What? I queried. You went where to buy wheat?
The well heeled Italian businessman replied, Texas.
Jack and I love to travel on Italian trains. Age brings its perks – deep discounts on business or first class tickets. I like the “four-top” set up. Four comfortable seats surround a table. There are places to plug in your “God Forbid I forget my iPad,” and interesting folks to chat with. For example, the two businessmen who sat across from Jack and I. After ten seconds, they realized immediately that we were Americans and proudly proclaimed that they had just come back from Texas.
Charming gabby girl said, Texas – that is a great place to visit.
We were on business.
Jack was immersed in his book when I said, What do you do?
We buy grain. We import Texas wheat to Italy.
My mind said “what the duck” but my mouth politely spit out, Why?
For the pasta industry.
Hands started flying and words were soaring over the four-top. Now I was not, as Jack said, being SNARKY when I bellowed – Texas! They make Italian pasta with wheat from Texas! I wouldn’t eat anything grown in pesticide ridden Texas. That is when Jack kicked me under the table. OUCH! (Don’t you kick me too – Texas does restrict some use of pesticides – I looked it up.)
The men, being politicians at heart, explained that Italy doesn’t grow enough wheat to make all the international pasta lovers happy. Italian companies need to import wheat to satisfy the market need. They have been buying wheat from the USA and Canada for years.
According to an October 2019 article in Worlds Top Exports, in 2018, Italy ranked 4th in wheat importing. They imported $1.82 billion of the heavenly grain. The USA sold them 28.1% less than the previous year but still raked in $146.2 million. Canada sold 81.1% less than the year before. Why you might ask? The answer is simple – pesticides. I discovered an article on i-politics that talked about Barilla Pasta Company speaking to Canadian growers and explaining Italians don’t want to eat what they perceive as poison. Italians lobbied and marched for locally sourced grains.
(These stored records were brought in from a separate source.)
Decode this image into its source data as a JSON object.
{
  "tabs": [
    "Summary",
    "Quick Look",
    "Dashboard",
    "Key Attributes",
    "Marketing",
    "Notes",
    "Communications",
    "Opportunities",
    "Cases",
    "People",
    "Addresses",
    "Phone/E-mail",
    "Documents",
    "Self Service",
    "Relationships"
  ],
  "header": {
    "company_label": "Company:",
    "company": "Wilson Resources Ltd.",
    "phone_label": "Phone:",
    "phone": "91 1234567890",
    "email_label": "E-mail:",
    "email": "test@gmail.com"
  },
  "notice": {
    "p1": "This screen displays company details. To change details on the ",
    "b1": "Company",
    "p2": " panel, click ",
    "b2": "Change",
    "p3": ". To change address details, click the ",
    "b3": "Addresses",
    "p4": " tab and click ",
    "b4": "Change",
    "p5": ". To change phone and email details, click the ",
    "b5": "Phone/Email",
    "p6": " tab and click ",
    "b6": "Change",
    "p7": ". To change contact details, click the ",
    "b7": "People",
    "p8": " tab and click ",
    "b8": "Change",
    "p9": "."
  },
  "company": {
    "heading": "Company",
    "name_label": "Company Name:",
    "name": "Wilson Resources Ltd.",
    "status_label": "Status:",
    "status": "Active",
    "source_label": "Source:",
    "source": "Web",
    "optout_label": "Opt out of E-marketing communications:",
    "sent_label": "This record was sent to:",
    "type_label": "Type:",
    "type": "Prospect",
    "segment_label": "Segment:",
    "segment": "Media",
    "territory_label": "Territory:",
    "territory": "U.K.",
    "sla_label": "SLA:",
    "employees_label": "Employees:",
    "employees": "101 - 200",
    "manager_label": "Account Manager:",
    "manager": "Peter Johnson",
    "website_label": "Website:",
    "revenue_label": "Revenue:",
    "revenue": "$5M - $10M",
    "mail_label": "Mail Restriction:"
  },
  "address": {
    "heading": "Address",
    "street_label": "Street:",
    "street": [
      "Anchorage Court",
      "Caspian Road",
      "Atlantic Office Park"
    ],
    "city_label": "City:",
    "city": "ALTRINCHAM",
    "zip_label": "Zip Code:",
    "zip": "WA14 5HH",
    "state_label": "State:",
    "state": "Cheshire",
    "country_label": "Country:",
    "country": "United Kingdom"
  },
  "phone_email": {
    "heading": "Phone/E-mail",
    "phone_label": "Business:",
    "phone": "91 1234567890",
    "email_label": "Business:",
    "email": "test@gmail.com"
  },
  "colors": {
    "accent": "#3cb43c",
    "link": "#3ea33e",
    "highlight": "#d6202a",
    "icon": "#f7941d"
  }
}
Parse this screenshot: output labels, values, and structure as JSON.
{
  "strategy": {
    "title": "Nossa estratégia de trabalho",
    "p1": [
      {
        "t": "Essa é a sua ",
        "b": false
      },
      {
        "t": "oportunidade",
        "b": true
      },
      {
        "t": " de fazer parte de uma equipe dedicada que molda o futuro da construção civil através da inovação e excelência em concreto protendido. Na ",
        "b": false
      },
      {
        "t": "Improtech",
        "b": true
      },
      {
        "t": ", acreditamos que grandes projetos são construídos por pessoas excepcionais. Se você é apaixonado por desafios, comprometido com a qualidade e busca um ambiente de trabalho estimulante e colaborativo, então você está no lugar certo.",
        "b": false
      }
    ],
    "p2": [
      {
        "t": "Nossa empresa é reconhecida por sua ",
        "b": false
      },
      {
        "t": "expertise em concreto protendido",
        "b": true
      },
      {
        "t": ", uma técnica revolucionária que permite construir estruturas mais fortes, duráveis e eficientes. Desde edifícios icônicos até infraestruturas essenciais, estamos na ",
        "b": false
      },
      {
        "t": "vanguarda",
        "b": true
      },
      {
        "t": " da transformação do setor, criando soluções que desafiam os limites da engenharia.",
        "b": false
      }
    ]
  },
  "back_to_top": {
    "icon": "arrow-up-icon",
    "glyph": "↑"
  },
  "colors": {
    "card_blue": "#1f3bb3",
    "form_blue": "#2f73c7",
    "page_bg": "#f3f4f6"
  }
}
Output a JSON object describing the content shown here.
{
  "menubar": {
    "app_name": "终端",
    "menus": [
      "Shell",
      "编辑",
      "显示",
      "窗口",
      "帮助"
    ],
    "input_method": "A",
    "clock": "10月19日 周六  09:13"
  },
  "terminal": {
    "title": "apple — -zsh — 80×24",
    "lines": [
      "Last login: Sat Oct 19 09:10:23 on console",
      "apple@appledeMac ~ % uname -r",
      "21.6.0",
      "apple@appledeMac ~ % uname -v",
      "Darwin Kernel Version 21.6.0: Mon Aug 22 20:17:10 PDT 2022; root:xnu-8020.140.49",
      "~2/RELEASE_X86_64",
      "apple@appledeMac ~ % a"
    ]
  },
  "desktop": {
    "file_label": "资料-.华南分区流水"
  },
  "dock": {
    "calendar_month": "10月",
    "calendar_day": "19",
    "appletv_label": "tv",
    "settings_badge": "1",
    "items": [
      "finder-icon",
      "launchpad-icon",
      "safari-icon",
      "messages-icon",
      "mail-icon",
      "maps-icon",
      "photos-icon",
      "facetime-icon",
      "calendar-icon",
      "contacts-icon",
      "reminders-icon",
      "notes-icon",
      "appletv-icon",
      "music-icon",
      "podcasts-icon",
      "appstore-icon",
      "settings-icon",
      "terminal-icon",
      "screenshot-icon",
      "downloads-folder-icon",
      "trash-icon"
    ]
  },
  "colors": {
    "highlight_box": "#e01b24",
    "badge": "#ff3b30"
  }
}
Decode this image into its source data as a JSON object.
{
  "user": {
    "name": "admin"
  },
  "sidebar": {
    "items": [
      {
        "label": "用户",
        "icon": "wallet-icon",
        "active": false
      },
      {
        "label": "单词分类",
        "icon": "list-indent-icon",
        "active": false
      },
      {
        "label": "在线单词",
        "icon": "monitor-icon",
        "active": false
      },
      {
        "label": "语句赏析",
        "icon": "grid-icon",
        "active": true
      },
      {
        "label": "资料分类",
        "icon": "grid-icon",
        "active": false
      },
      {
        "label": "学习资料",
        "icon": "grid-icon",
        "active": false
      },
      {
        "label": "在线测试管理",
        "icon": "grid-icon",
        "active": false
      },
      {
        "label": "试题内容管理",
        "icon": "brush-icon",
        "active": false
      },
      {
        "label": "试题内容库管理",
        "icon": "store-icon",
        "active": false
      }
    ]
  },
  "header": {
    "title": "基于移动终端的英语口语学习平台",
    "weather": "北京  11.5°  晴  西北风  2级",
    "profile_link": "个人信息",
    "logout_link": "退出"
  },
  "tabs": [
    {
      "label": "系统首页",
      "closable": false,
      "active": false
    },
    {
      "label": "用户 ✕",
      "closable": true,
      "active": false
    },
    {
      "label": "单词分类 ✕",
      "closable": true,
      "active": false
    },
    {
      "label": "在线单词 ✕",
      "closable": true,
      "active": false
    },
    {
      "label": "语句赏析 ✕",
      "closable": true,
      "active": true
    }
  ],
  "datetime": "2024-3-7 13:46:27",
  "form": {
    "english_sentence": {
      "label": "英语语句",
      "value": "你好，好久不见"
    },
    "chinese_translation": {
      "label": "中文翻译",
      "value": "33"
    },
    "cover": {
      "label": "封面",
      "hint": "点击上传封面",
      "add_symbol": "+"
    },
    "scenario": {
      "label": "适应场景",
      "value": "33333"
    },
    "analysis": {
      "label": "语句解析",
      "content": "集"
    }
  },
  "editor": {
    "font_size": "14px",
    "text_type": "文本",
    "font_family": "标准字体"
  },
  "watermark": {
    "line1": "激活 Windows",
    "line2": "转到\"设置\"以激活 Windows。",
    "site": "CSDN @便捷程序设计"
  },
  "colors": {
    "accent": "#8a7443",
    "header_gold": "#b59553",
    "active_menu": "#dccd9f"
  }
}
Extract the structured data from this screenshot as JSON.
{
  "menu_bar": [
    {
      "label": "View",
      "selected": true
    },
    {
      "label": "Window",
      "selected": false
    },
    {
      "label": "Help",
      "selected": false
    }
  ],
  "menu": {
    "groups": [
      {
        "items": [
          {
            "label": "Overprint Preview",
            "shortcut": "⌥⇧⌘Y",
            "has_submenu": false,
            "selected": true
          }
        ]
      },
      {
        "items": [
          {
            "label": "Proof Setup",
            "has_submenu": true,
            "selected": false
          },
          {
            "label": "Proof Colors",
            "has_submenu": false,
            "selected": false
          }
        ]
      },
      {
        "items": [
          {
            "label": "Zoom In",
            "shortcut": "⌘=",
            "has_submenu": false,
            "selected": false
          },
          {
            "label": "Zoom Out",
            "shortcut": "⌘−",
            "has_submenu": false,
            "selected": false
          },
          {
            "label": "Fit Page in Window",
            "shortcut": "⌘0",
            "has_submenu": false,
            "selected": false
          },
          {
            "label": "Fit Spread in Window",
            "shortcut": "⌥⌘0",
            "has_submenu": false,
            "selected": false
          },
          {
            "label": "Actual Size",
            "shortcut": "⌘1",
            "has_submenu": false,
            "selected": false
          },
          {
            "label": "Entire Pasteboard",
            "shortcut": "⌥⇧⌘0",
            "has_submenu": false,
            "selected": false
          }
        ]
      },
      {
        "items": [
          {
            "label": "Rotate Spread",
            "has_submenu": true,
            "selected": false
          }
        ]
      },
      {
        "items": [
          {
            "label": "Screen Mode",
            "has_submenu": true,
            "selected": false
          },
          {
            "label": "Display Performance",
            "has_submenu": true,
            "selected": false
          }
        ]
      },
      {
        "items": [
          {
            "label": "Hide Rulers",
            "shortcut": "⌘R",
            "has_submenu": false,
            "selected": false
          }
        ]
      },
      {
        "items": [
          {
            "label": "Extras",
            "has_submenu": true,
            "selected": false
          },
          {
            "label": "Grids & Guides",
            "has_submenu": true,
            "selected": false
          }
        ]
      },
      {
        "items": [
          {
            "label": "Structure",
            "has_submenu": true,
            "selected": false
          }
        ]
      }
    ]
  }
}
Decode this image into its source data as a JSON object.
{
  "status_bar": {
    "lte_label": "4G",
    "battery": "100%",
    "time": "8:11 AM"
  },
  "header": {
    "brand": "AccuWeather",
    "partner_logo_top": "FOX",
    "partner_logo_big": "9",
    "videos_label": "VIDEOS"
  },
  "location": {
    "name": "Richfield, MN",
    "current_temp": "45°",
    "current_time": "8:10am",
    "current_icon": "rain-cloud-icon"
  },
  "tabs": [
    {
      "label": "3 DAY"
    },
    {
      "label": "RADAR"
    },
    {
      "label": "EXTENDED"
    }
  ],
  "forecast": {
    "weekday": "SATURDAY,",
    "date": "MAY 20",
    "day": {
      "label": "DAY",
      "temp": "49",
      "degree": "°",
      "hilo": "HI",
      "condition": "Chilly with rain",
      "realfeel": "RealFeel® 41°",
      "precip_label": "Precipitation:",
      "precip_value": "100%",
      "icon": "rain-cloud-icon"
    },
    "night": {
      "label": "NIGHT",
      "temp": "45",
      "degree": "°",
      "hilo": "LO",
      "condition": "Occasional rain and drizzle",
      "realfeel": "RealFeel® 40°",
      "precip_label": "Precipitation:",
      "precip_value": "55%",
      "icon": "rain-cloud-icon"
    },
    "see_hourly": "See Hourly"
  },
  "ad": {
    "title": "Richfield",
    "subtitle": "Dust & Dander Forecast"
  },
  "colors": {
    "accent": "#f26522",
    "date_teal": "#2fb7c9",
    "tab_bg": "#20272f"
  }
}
Italy, like other countries, legislated Country of Origin Labeling (COOL) for food. That means you have to say where the wheat was grown and were it was processed. That gives consumers an option. They can decide where they want their dinner’s ingredients to hail from. I believe in eating local and shopping local. What happens to wheat when it is shipped in big containers across the seas? Errrrggg – I can’t imagine the creepy critters that have stowed away.
In 1846 Antonio Rummo started making Rummo Pasta in Benevento. The wheat he used was only from the Italian regions of Puglia and Campania. I was sad to see that they too had to import wheat to satisfy their global customers. Rummo is a local company so I do support them – but I also always read the label.
La Molisano Pasta is from Campobasso, also close to Pontelandolfo. Some of their products proudly proclaim on the front of the bag “Solo Grano Italiano.”
Other packages I have to turn over and put on my glasses to discover where the wheat was from. Happily, I have only found La Molisana in our local supermarket made with Italian grain.
The USA does have COOL legislation. Those “made in China” labels are everywhere. Are we equally concerned about food? We have all seen the labels in supermarkets that told us where the produce was fun. Are those signs still there? Let me know. In February, 2016 the United States Department of Agriculture repealed the COOL requirements for Beef and Pork. I stopped reading their website after I saw that…
Those of you are shopping in any country but Italy, please let me know if COOL is in effect on pasta, rice and dry goods. Are the labels there? I am really curious.
It is amazing what you can learn traveling by train.
Ci Vediamo!
This is why the idea that Italian pasta products are “better” is a fiction.
LikeLike
Not total fiction, some of it is better than pasta made anywhere else. Others – eeehh just middle of the pack.